В статье серб описывал внешность Арчимбольди. Источником, естественно, послужил словесный портрет, данный швабом. Разумеется, в рассказе шваба Арчимбольди был молодым писателем послевоенной поры. А серб состарил этого молодого человека с единственной изданной книгой, оказавшегося в 1949 году во Фризии, – просто взял и превратил в старика семидесяти пяти или восьмидесяти лет с объемистой библиографией за плечами, а базовые свойства не тронул, словно Арчимбольди, в отличие от большинства людей, не менялся с течением времени. Наш автор, писал серб, если судить по его произведениям, – несомненно, человек упорный, упертый как мул, упертый как толстокожий носорог, и если одним грустным сицилийским вечером он решил лететь в Марокко, то даже такой промах, как бронь билета не на паспортное имя, а на имя Арчимбольди, не позволяет нам таить надежду, что на следующий день он переменит свое решение и отправится в турагентство, чтобы лично купить билет, в этот раз уже на паспортное имя и с официальным паспортом, и не сядет, как тысячи других пожилых немецких холостяков, которые каждый день пересекают небеса курсом на какую-нибудь североафриканскую страну.

Пожилой и холостой, подумал Пеллетье. Один из тысяч пожилых и холостых немцев.
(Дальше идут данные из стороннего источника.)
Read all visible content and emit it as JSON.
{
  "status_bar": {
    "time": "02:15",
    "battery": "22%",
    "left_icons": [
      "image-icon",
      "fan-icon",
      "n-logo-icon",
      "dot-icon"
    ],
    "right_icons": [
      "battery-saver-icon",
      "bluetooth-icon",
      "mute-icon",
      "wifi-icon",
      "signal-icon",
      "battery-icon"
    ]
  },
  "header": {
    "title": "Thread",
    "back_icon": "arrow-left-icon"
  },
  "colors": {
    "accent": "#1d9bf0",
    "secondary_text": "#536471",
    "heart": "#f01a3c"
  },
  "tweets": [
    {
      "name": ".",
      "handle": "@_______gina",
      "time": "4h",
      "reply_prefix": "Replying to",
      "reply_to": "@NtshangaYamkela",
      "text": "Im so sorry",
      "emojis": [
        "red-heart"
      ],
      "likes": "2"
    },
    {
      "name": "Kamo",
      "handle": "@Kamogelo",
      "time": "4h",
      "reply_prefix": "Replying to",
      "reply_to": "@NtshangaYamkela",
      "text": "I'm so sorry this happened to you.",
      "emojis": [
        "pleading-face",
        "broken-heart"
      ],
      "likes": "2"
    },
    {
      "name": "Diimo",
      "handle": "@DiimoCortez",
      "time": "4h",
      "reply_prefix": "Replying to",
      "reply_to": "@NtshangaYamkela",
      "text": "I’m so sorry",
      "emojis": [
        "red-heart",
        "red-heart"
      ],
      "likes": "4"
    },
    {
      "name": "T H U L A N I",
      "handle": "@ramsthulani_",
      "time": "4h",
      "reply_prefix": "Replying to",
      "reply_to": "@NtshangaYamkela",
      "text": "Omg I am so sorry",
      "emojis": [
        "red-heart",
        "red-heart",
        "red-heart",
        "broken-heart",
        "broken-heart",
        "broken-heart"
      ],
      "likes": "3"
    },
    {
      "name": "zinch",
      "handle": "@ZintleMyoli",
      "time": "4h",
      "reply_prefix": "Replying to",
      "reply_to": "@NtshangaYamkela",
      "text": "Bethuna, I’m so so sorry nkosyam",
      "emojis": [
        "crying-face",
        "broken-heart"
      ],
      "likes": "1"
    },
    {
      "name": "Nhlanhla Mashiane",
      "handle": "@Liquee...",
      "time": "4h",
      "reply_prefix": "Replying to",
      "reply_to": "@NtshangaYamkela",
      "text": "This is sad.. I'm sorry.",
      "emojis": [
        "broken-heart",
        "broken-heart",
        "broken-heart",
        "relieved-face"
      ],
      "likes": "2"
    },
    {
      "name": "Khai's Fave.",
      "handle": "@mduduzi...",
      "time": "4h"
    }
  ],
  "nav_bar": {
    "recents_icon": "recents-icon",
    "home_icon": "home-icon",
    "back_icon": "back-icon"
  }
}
Как холостяцкая машина?[5 - Целибатные, или холостяцкие, машины – термин, применявшийся Марселем Дюшаном, любимый также дадаистами и психоаналитиками; обозначает механизм, работающий вхолостую, вырабатывая энергию без конечной цели или результата.]. Как безбрачник, который вдруг состарился, или как безбрачник, который возвращается из путешествия со скоростью света и обнаруживает других таких же дряхлыми или вовсе в виде соляных статуй. Тысячи, сотни тысяч холостяцких машин каждый день пересекают наше море, наши амниотические воды, летят «Алиталией», едят спагетти с томатным соусом, запивают кьянти или яблочным ликером, полуприкрыв глаза, сидят и думают, что рай для пенсионеров – он не в Италии (и ни в какой другой европейской стране), и потому летят курсом на шумные аэропорты Африки или Америки, где покоятся слоны. Огромные кладбища проносятся со скоростью света. Не знаю даже, зачем я об этом думаю, подумал Пеллетье. Пятна на стене, пятна на руках, думал Пеллетье, глядя на свои руки. Мудак вонючий – вот кто этот ваш серб.

В конце концов, когда статья была уже опубликована, Эспиносе и Пеллетье пришлось признать: метод серба – сущая ерунда. Надо проводить исследование, заниматься литературоведческим анализом, писать эссе о смыслах произведения или даже политические памфлеты для широкой публики, если того требует момент, – но не писать гибрид научной фантастики и незаконченного детектива. Так сказал Эспиноса, и Пеллетье во всем согласился со своим другом.